La dalle funéraire d’un vigneron du XVIe siècle dans l’église de Fontaine-lès-Dijon

Dans l’église Saint-Bernard de Fontaine, parmi les nombreuses dalles funéraires qui pavent le sol, l’une d’elle attirait l’attention par la présence d’un motif de pampre accompagné d’une serpe à un croc à dos tranchant, typique d’une serpe vigneronne. La pierre était en partie masquée par un banc, mais, ce qui était visible de l’inscription indiquait que cette dalle était celle d’un vigneron de Talant. En 2020, la nécessité d’enlever les bancs pour établir un chauffage par le sol a permis de savoir que le défunt était Chrestiennot Sambin, qu’il était mort le 11 mai 1531, et que le champ de la dalle accueillait une grande croix latine reflétant la piété du défunt.

Le dessin, finement gravé d’un sarment de vigne avec deux grappes de raisin et une vrille, est en accord parfait avec la profession précisée par l’épigraphie. Chrestiennot Sambin met en avant son métier en faisant figer dans la pierre un outil qui constitue une source documentaire irremplaçable, tandis que la juxtaposition de la croix latine évoque sa croyance.

On ignore si le choix iconographique émane du défunt ou de ses proches mais il témoigne d’une attitude spécifique à l’égard du travail de vigneron. L’exercice de l’activité de Chrestiennot Sambin est revendiqué sans détour. Son métier est symbolisé par un outil lié à sa profession et non par une tenue, comme dans l’effigie du curé Chauchier, en 1545, dans la même église. Cet outil témoigne de l’orgueil d’une profession, de son importance économique et sociale. Pour Chrestiennot Sambin, le dur travail de la vigne pouvait aussi justifier l’espoir de mériter le paradis après la mort. Le contraste est cependant remarquable entre la position secondaire de l’outil et de la vigne et l’échelle de la croix. L’attention visuelle est d’abord dirigée vers la croix.
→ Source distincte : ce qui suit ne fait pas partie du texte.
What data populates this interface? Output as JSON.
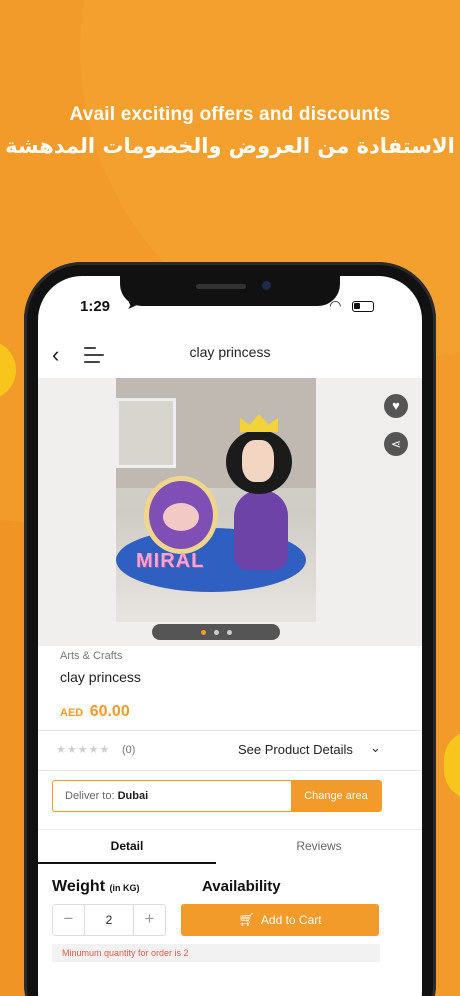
{
  "headline": {
    "english": "Avail exciting offers and discounts",
    "arabic": "الاستفادة من العروض والخصومات المدهشة"
  },
  "status_bar": {
    "time": "1:29"
  },
  "navbar": {
    "title": "clay princess"
  },
  "gallery": {
    "photo_text": "MIRAL",
    "dots": 3,
    "active_dot": 1
  },
  "product": {
    "category": "Arts & Crafts",
    "name": "clay princess",
    "currency": "AED",
    "price": "60.00"
  },
  "rating": {
    "count": "(0)",
    "stars_filled": 0,
    "stars_total": 5,
    "see_details": "See Product Details"
  },
  "delivery": {
    "label": "Deliver to:",
    "city": "Dubai",
    "change_button": "Change area"
  },
  "tabs": [
    {
      "label": "Detail",
      "active": true
    },
    {
      "label": "Reviews",
      "active": false
    }
  ],
  "options": {
    "weight_label": "Weight",
    "weight_unit": "(in KG)",
    "availability_label": "Availability",
    "quantity": "2",
    "add_to_cart": "Add to Cart",
    "min_quantity_note": "Minumum quantity for order is 2"
  },
  "colors": {
    "accent": "#f29a2a",
    "background": "#f29a2a",
    "error": "#e25a4a"
  }
}
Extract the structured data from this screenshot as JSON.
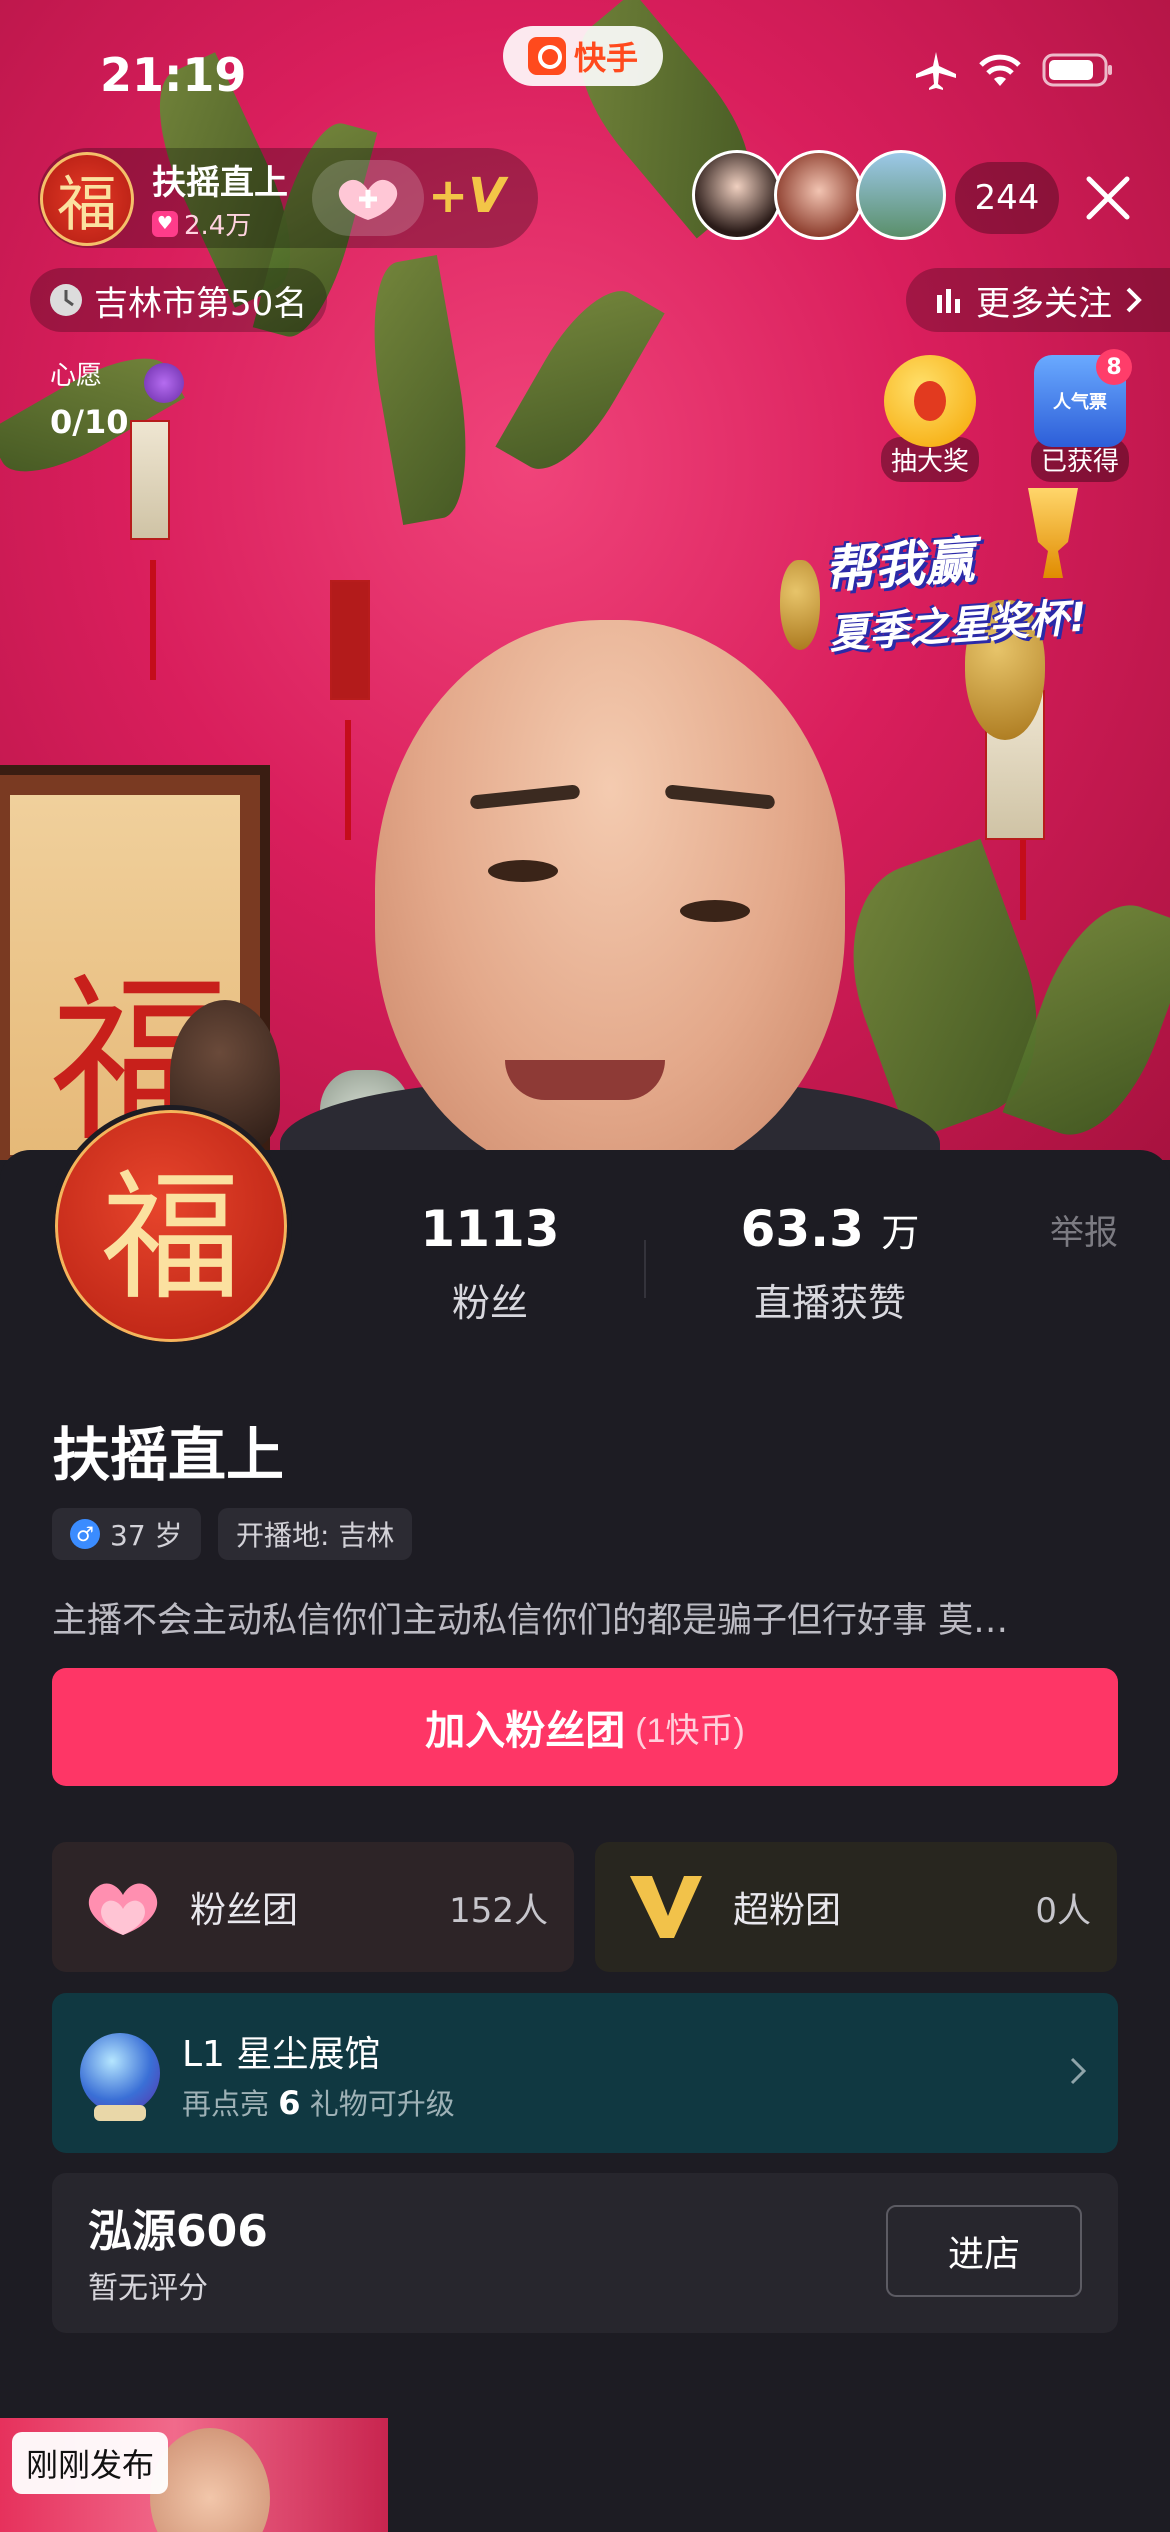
{
  "status_bar": {
    "time": "21:19",
    "app_name": "快手"
  },
  "host": {
    "avatar_char": "福",
    "name": "扶摇直上",
    "likes": "2.4万"
  },
  "viewers": {
    "count": "244"
  },
  "location_rank": "吉林市第50名",
  "more_follow": "更多关注",
  "wish": {
    "label": "心愿",
    "progress": "0/10"
  },
  "lottery_label": "抽大奖",
  "obtained": {
    "label": "已获得",
    "badge_text": "人气票",
    "count": "8"
  },
  "promo": {
    "line1": "帮我赢",
    "line2": "夏季之星奖杯!"
  },
  "profile": {
    "avatar_char": "福",
    "fans_value": "1113",
    "fans_label": "粉丝",
    "likes_value": "63.3",
    "likes_unit": "万",
    "likes_label": "直播获赞",
    "report": "举报",
    "name": "扶摇直上",
    "gender_icon": "♂",
    "age": "37 岁",
    "broadcast_location": "开播地: 吉林",
    "bio": "主播不会主动私信你们主动私信你们的都是骗子但行好事 莫…"
  },
  "join_button": {
    "label": "加入粉丝团",
    "cost": "(1快币)"
  },
  "fan_club": {
    "title": "粉丝团",
    "count": "152人"
  },
  "super_fan_club": {
    "title": "超粉团",
    "count": "0人"
  },
  "gallery": {
    "title": "L1 星尘展馆",
    "sub_prefix": "再点亮",
    "sub_num": "6",
    "sub_suffix": "礼物可升级"
  },
  "shop": {
    "name": "泓源606",
    "rating": "暂无评分",
    "enter": "进店"
  },
  "recent_post": {
    "tag": "刚刚发布"
  },
  "colors": {
    "accent": "#fe3666",
    "sheet_bg": "#1d1c23",
    "card_bg": "#27262d",
    "gallery_bg": "#103841"
  },
  "icons": [
    "airplane-icon",
    "wifi-icon",
    "battery-icon",
    "close-icon",
    "clock-icon",
    "bars-icon",
    "chevron-right-icon",
    "heart-icon",
    "v-icon",
    "globe-icon"
  ]
}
À travers la subordination iconographique qui fait appel à l’échelle, à la position et à la figuration, Chrestiennot Sambin apparaît comme un homme soumis à la volonté de Dieu. Il fonde un anniversaire perpétuel à l’église de Talant et, dans le bandeau gravé en lettres gothiques situé en bordure de la dalle, interpelle les vivants en leur demandant de prier pour lui. Chrestiennot Sambin, qui jouissait d’un niveau de vie élevé, puisqu’il était assez riche pour se faire faire une plate-tombe d’une bonne facture, voulait s’assurer d’une place dans l’au-delà et, pour cela, aspirait à se faire inhumer dans le sanctuaire d’une église. Tous les morts d’une communauté ne pouvaient être ensevelis dans l’espace restreint du chœur et, depuis le Xe siècle, c’était le cimetière qui recevait la plupart des dépouilles. Seuls les privilégiés pouvaient espérer être inhumés à l’intérieur de l’église[1]. Or, en 1530, comme l’indique une inscription dans le bas-côté, l’église Saint-Bernard de Fontaine était en reconstruction. Chrestiennot Sambin a sans doute profité de son aisance pour faire une offrande et, en contrepartie, il a pu obtenir de reposer à l’intérieur de l’église[2] mais l’emplacement originel de la sépulture est inconnu. En effet, au XIXe siècle, lors de la mise en place d’un nouveau pavement dans le chœur, la pierre a été déplacée et réemployée comme dallage. Elle a d’ailleurs été mise à l’envers car le nom aurait dû regarder l’autel.

En Bourgogne, on connaît quelques représentations de serpette comme celle visible à Quemigny-sur-Seine, elle aussi accompagnée d’une croix, mais le travail du tombier est assez grossier. À Fontaine, en 2020, l’intérêt artistique et historique de la dalle funéraire de Chrestiennot Sambin a donc commandé de l’exposer sur le mur sud de l’église pour l’épargner de l’usure des pas et assurer ainsi la bonne conservation des traits de la gravure.

Sigrid Pavèse

[1] GELIS Jacques, IMMEL Jean-Jacques, Rites funéraires et sentiment de la mort, 2017. https:// www.sudoc.fr
[2] GRILLON Guillaume, GARCIA Jean-Pierre, LABBÉ Thomas, Vignes et vin de Talant, Faton, Dijon, 2021, p. 44.